Um vídeo de um homem morto em uma agencia do banco Itaú para pegar um empréstimo de R$17.000, tomou conta dos noticiários e das redes sociais na data de ontem
O fato aconteceu no Rio de Janeiro nesta terça-feira 16/04. A mulher identificada como Érika Souza Vieira, chegou com um cadáver em uma agência bancária em Bangu, na Zona Oeste, para tentar sacar um empréstimo de R$17 mil. Érika era responsável por cuidar do tio Paulo Roberto Braga, de 68 anos. Funcionários do banco suspeitaram da atitude da mulher e chamaram a polícia. O Samu foi acionado e foi até o local. Chegando lá, foi constado que o homem havia morrido algumas horas atrás.
Um vídeo que circula nas redes sociais capta o momento do incidente, revelando os esforços contínuos de Érika para manter a cabeça do homem em posição estável enquanto conversa com seu corpo sem vida. “Tio, você pode me ouvir? Você deve assinar. Sem a sua assinatura, é impossível. Não posso assinar em seu nome, mas farei tudo o que puder”, ela expressa com seriedade.

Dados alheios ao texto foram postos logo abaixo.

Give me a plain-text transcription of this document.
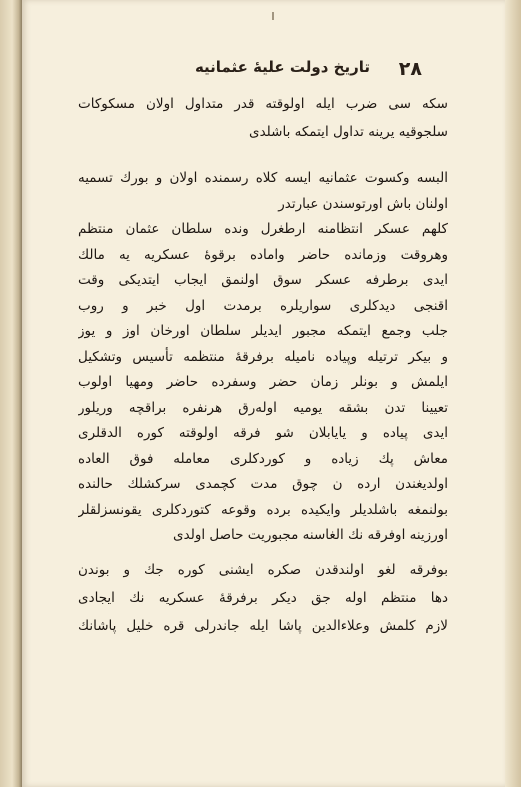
۲۸
تاريخ دولت عليهٔ عثمانيه
سكه سى ضرب ايله اولوقته قدر متداول اولان مسكوكات
سلجوقيه يرينه تداول ايتمكه باشلدى
البسه وكسوت عثمانيه ايسه كلاه رسمنده اولان و بورك تسميه
اولنان باش اورتوسندن عبارتدر
كلهم عسكر انتظامنه ارطغرل ونده سلطان عثمان منتظم
وهروقت وزمانده حاضر وامادە برقوهٔ عسكريه يه مالك
ايدى برطرفه عسكر سوق اولنمق ايجاب ايتديكى وقت
اقنجى ديدكلرى سواريلره برمدت اول خبر و روب
جلب وجمع ايتمكه مجبور ايديلر سلطان اورخان اوز و يوز
و بيكر ترتيله وپياده نامیله برفرقهٔ منتظمه تأسيس وتشكيل
ايلمش و بونلر زمان حضر وسفرده حاضر ومهيا اولوب
تعيينا تدن بشقه يوميه اولەرق هرنفره براقچه وريلور
ايدى پياده و يايابلان شو فرقه اولوقته كوره الدقلرى
معاش پك زياده و كوردكلرى معامله فوق العاده
اولديغندن ارده ن چوق مدت كچمدى سركشلك حالنده
بولنمغه باشلديلر وايكيده برده وقوعه كتوردكلرى يقونسزلقلر
اورزينه اوفرقه نك الغاسنه مجبوريت حاصل اولدى
بوفرقه لغو اولندقدن صكره ايشنى كوره جك و بوندن
دها منتظم اوله جق ديكر برفرقهٔ عسكريه نك ايجادى
لازم كلمش وعلاءالدين پاشا ايله جاندرلى قره خليل پاشانك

Os bancários expressam preocupação com a aparência incomum do idoso, mas Érika rejeita suas observações, insistindo que sua aparência é simplesmente seu estado natural.
A principio mulher foi detida em flagrante e levada à delegacia para interrogatório no início da noite. Segundo a Polícia Civil, ela esta sendo indiciada por tentativa de furto por meio de fraude e por desrespeito a pessoa falecida ao humilhar, insultar ou tratar seus restos mortais ou cinzas sem a devida reverência (vilipendio a cadáver).
Advogada de mulher que estava com morto em banco contesta os fatos e diz que idoso morreu na agência: ‘Paulo chegou vivo’
“Os fatos não aconteceram como foram narrados. O senhor Paulo chegou à unidade bancária vivo. Existem testemunhas que, no momento oportuno, também serão ouvidas. Ele começou a passar mal, e depois teve todos esses trâmites. Tudo isso vai ser esclarecido e acreditamos na inocência da senhora Erika”, declarou a advogada Ana Carla de Souza Correa.
O delegado Fábio Luiz, da 34ª DP (Bangu) e responsável pela investigação, afirmou à TV Globo, que ouvirá parentes de Paulo Roberto Braga, de 68 anos.
“Ela tentou simular que ele fizesse a assinatura, mas os funcionários acharam que ele estava doente e chamaram o Samu. Ele já entrou morto no banco. Ela se diz cuidadora dele, e de qualquer forma ela vai responder pelos crimes. Vamos continuar a investigação com demais familiares e entender se na data do empréstimo ele estava vivo”, disse o policial.